Mishustin recalled that when the first sanctions were imposed against Russia in 2014, a special program was developed that made it possible to almost double the production of domestic vegetables.
– Every year there was an increase. But, of course, it is very important – in addition to increasing such a volume of production – to engage in selection and seed production. Now we need to pay the same attention to this,” Mishustin said.
At another agricultural enterprise, Mishustin was shown grown potatoes. One of the varieties turned out to be blue-black in color. It’s called Miami.
– Are these our potatoes? Mishustin asked.
– Our! They just came up with such a name on purpose so that it was clear that it was connected with … such a dark, dark … – agronomists hinted to Mishustin.
– Ink would come up as a name! Mishustin noted.
And then Mishustin, Patrushev and Vorobyov hit the memories of how they dug potatoes in their youth.
– Well, it looks delicious! Look how beautiful. This is how tubers looked like in childhood, – Mishustin turned to Patrushev, examining the potatoes of the Russian selection laid out in front of him.
– When I was digging potatoes with my grandparents … – began Patrushev.
– And you dug? Mishustin said.
– And I dug, of course! – assured Patrushev.
– Andrey Yurievich, did you dig potatoes? Mishustin asked Vorobyov.
– Regularly! the governor assured.
“On the May holidays, we always went to dig potatoes,” Mishustin said.
– Plant, – Patrushev corrected the prime minister.

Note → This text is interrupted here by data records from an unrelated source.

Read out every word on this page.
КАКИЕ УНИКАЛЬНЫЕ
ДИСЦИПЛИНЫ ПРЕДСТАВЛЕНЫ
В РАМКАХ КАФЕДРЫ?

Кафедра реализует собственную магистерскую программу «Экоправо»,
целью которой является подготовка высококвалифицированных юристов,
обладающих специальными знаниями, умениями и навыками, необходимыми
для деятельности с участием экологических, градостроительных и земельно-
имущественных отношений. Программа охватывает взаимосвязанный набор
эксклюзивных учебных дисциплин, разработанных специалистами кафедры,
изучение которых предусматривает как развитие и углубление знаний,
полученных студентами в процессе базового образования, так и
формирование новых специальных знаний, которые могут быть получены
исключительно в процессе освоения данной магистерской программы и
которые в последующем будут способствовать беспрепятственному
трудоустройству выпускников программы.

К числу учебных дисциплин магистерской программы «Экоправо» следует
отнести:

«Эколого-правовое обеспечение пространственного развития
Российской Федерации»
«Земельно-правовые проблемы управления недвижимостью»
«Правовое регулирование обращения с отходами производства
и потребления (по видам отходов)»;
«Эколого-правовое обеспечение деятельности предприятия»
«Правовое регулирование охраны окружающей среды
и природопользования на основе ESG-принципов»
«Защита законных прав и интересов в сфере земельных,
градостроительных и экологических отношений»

– At first it was called digging, then planting. First, it was necessary to dig a field of 4 acres, and then plant it. Twice they dug up more, fertilized, and by September they were already harvesting the crop, – the prime minister patiently explained to the minister.
Turning to a serious tone, Mishustin noted that food security today is the most important thing in the country.
“I hope that with such joint efforts we will solve the most important task – ensuring the country’s food security, including with our selection and our material,” the prime minister concluded.